Steve deCastro is president and CEO of Gorham Savings Bank, which has over $1 billion in assets, 13 branches in Maine and close to 200 employees.

DeCastro, who joined Gorham Savings in July 2016 and became CEO on Jan. 1, sat down with Mainebiz in the top-floor boardroom at Portland's Grand Trunk Building, which the bank renovated and now occupies. Below is an edited excerpt.

Mainebiz: How has the transition into your new role been going?

SD: I've had the good fortune of having a couple of years to move into this role. My predecessor, Chris Emmons, brought me into the commercial banking group, which gave me a great opportunity to get to know that team. About nine months ago he changed my role so that I became president and he was still CEO. He took care of the internal side of the bank — risk management, human resources and credit — and had me work with the external, customer-facing side. That gave me an opportunity to see more of the bank, all while he was involving me in various committees and the board, all those activities that are now a primary focus for me.

MB: How does your management style compare to your predecessor?

SD: A lot of people would say we're pretty similar, with a fairly low-key style. He has a commercial banking background. I have a commercial banking background. He was very involved in the community. I'm not quite at that level yet, but I hope to be there at some point. That, to me, is such an important element of Gorham Savings.

MB: What's the status of your planned 14th branch, in Yarmouth?

SD: Ford Reiche is the developer for that project, so we're really happy to partner with him on that. Our goal is to have things open sometime this summer, hopefully before the Clam Festival.

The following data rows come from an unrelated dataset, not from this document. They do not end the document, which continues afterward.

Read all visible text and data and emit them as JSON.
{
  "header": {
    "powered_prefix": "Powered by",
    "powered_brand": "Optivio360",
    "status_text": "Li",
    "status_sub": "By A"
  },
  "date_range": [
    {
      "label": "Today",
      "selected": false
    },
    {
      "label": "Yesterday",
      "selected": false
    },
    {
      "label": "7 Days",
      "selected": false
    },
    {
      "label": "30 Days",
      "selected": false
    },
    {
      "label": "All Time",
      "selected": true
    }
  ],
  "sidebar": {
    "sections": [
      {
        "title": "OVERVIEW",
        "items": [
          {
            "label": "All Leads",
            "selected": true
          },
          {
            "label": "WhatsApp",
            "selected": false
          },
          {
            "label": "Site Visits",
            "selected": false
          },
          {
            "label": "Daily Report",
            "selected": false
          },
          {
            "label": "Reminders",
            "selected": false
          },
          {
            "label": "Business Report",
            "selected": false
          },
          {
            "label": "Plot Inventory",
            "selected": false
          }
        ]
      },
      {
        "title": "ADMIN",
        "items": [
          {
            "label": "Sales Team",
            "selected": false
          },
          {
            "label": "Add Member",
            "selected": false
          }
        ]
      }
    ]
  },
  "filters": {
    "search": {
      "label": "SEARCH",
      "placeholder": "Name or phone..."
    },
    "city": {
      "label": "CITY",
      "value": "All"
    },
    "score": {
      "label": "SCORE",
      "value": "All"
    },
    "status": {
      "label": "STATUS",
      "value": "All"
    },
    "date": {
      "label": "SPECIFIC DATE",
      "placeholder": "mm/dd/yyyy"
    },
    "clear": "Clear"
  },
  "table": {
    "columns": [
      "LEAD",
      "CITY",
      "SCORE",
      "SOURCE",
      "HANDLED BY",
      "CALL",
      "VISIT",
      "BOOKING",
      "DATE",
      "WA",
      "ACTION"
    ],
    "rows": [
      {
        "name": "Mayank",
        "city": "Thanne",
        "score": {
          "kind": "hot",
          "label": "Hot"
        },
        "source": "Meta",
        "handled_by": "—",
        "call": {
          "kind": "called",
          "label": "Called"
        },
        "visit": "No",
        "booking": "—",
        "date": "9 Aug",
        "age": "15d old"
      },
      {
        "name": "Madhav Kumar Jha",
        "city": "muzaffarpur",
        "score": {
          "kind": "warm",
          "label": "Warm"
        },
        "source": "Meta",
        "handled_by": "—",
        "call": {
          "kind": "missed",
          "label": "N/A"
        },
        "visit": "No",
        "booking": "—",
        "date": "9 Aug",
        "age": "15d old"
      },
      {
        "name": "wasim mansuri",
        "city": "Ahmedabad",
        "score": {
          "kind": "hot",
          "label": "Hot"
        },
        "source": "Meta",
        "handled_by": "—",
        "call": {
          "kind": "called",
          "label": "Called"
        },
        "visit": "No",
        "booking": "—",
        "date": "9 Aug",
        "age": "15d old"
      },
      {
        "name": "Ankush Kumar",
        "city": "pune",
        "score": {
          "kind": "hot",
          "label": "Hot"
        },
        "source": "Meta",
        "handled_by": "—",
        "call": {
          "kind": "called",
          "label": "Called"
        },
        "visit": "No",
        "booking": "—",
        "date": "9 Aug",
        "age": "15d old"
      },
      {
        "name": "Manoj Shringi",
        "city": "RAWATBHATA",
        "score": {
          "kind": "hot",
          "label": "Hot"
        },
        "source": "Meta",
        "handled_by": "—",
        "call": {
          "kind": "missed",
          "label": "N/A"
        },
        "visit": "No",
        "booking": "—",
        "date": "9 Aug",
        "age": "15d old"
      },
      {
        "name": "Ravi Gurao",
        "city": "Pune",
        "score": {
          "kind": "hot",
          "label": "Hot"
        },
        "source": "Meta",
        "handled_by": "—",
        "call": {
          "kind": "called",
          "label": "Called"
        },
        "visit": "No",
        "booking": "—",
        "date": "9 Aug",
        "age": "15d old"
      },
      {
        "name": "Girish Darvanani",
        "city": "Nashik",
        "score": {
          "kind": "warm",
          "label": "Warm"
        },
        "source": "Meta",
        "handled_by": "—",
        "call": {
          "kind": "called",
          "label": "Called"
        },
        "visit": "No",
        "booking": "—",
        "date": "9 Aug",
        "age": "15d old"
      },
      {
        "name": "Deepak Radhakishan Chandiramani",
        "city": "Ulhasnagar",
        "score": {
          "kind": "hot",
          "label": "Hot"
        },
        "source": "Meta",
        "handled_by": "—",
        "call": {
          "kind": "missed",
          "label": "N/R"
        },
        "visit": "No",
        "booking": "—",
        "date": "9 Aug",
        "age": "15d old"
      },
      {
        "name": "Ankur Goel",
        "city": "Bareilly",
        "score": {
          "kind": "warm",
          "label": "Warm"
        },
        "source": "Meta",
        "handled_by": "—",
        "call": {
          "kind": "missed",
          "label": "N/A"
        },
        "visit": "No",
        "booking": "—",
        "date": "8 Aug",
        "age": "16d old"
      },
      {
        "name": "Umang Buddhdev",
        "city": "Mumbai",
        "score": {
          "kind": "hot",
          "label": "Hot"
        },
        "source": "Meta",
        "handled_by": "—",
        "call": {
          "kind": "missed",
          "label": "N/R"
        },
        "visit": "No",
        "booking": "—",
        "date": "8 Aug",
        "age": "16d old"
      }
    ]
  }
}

MB: Are you considering other locations after that?

SD: Longer term, we certainly would be open to it, but we're not aggressively looking.

MB: What parts of the business will be next to be built up?

SD: One initiative we launched last year was called Wealth at Work, a program to provide banking services to commercial clients' employees. We have programs that provide them with some financial planning and better rates on depository loan products.

MB: What are your immediate hiring plans?

SD: Our commercial banking group continues to grow, so making sure we keep up with that from a resource standpoint is a constant need. When I think about our retail team, there's more need from a data standpoint helping us understand how we can serve our clients better, so I can see our analytics group having some additions.

MB: Any challenges in finding talent?

SD: It's really challenging. One of the things I love about Gorham Savings is we really make an effort to try to pull from within for career development opportunities, and there are a lot of examples of that. As an industry, we have not done a great job of training people, and I think there was probably a 10-year period in my career when there were a lot of acquisitions going on and not a lot of employee development.

MB: Has that changed?

SD: It's much better now, but with the growth in the market and within each organization, it's hard to keep up.

MB: With all the new players in Portland's banking market, is that putting pressure on everybody?

SD: It certainly is. Each bank has its own strength, so I don't necessarily worry about it from a competitive standpoint. We've had such vibrant growth in Portland and Cumberland County, but that may change — and it certainly has put a strain on resources.

MB: Is it also important for a 150-year-old institution like Gorham Savings to keep an entrepreneurial frame of mind?

SD: Absolutely. The industry is changing a lot, and it feels like the pace of change is coming faster, and so absolutely, we need to be nimble.